META managed to spend a lot of money into AI to achieve inferior results. Something must change for sure, and you don't want an LLM skeptic at home, in my opinion, especially since the problem is not what LeCun is saying right now (LLMs are not the straight path to AGI), but the fact it used to say for some time that LLMs were just statistical models, stochastic parrots (and this is a precise statement, something most people do not understand. It means two things: no understanding of the prompt whatsoever in the activation states, and no internal representation of the idea/sentence the model is going to express either), which is an incredibly weak statement that high level AI scientists refused since the start just because of functional behaviors. Then he slowly changed the point of view. But this shit show and the friction he created inside META is not something to forget.
The problem is the framing. Reductionism always sounds smart and is rhetorically effective but usually just loses all nuance or meaning. I've never met a parrot (stochastic or otherwise) that could write python code or rewrite my emails so what is the point of you describing it like that besides wanting to sound smug and dismissive?
The point is that next-token prediction produces output by sampling from distributions assembled by text it has seen previously (hence stochastic). The “ding” or claim is that - like a parrot - LLMs can’t produce responses which are truly novel in concept or make logical out-of-sample leaps, only repeat from words they’ve been taught explicitly in the past.

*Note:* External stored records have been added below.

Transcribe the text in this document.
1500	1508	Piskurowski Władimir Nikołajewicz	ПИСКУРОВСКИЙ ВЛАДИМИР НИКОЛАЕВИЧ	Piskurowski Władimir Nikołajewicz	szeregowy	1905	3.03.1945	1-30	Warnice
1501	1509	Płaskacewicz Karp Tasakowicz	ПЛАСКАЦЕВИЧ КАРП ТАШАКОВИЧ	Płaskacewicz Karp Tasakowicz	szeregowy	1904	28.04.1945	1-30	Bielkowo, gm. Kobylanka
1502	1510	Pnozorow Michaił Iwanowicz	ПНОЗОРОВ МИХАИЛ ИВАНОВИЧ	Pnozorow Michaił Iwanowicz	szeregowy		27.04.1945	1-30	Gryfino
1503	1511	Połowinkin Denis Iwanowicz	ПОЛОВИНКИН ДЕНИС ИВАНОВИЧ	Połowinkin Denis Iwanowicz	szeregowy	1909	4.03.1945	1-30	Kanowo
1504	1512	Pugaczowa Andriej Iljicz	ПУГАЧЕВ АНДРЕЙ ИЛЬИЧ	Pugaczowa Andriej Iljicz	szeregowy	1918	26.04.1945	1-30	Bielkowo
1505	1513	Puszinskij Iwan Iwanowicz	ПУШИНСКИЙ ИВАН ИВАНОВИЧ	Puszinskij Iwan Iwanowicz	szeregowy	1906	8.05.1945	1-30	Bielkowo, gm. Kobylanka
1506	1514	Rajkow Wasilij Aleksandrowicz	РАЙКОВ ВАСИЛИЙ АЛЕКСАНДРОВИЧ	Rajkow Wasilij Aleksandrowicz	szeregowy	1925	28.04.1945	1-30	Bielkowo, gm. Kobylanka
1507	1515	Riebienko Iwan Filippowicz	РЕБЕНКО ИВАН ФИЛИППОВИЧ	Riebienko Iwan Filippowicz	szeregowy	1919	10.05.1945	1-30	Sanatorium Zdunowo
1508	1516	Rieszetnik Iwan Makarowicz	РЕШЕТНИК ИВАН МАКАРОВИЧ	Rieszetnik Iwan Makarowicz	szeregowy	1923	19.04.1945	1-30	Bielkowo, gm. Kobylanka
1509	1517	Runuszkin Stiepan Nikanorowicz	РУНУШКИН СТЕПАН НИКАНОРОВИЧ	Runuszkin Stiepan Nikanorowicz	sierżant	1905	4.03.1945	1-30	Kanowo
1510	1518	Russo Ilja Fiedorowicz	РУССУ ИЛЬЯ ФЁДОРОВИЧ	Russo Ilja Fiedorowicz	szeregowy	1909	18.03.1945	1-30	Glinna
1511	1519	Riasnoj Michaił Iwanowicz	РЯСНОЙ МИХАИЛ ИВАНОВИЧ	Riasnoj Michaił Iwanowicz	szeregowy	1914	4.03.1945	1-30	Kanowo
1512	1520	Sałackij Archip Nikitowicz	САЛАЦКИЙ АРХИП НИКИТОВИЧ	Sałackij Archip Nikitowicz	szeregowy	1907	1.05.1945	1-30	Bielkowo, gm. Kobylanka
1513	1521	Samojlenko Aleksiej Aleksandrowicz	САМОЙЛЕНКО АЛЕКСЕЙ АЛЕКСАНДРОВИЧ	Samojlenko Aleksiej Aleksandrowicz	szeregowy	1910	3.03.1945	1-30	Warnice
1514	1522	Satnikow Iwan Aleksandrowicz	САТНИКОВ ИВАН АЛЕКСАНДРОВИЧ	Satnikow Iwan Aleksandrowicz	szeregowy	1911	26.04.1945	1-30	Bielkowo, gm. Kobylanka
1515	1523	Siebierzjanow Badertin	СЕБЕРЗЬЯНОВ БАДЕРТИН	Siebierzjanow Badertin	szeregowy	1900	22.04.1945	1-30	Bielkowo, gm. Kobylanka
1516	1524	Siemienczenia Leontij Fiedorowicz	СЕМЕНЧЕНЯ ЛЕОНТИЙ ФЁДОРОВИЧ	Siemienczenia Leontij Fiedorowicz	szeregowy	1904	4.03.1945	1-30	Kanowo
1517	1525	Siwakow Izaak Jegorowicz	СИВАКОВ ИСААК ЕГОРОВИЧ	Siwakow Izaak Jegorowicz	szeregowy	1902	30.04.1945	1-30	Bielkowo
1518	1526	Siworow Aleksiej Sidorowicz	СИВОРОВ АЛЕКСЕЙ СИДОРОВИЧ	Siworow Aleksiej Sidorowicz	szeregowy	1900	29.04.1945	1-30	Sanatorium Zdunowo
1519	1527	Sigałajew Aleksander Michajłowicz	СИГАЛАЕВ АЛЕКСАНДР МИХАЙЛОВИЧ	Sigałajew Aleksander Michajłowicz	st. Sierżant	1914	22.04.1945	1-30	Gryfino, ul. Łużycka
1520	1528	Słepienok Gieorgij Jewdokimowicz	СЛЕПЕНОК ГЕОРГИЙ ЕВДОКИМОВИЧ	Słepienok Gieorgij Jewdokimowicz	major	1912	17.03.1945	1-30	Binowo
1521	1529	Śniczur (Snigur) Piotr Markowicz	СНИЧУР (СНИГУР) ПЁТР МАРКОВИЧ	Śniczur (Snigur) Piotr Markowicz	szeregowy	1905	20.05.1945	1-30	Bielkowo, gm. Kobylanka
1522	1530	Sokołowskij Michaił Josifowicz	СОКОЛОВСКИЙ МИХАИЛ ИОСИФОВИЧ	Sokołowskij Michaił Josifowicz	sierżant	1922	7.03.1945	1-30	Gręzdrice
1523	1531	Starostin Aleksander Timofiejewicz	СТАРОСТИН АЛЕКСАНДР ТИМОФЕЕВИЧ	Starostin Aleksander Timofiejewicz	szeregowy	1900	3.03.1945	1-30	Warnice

So you think stochastic parrot is an accurate term and not an attempt to be dismissive? So if someone woke up from a coma and asked what ChatGPT is you would say "stochastic parrot" and think you've explained things?
While “stochastic parrot” is obviously an over-simplification, and the way the phrase was originally coined in context was likewise obviously intended to be dismissive, I think the analogy holds. I see them as a lossy storage system.
I think the expectation that simply continuing to scale the transformer architecture is not likely to exhibit the type of “intelligence” for which _researchers_ are looking.
For my personal taste, the most interesting development of NLP in this latest AI wave (and LLMs in general) is RAG. I also have always wondered why the tokenization process hasn’t been deemed more important historically. To me, it seems like THE MOST critical part of how Deep Learning works.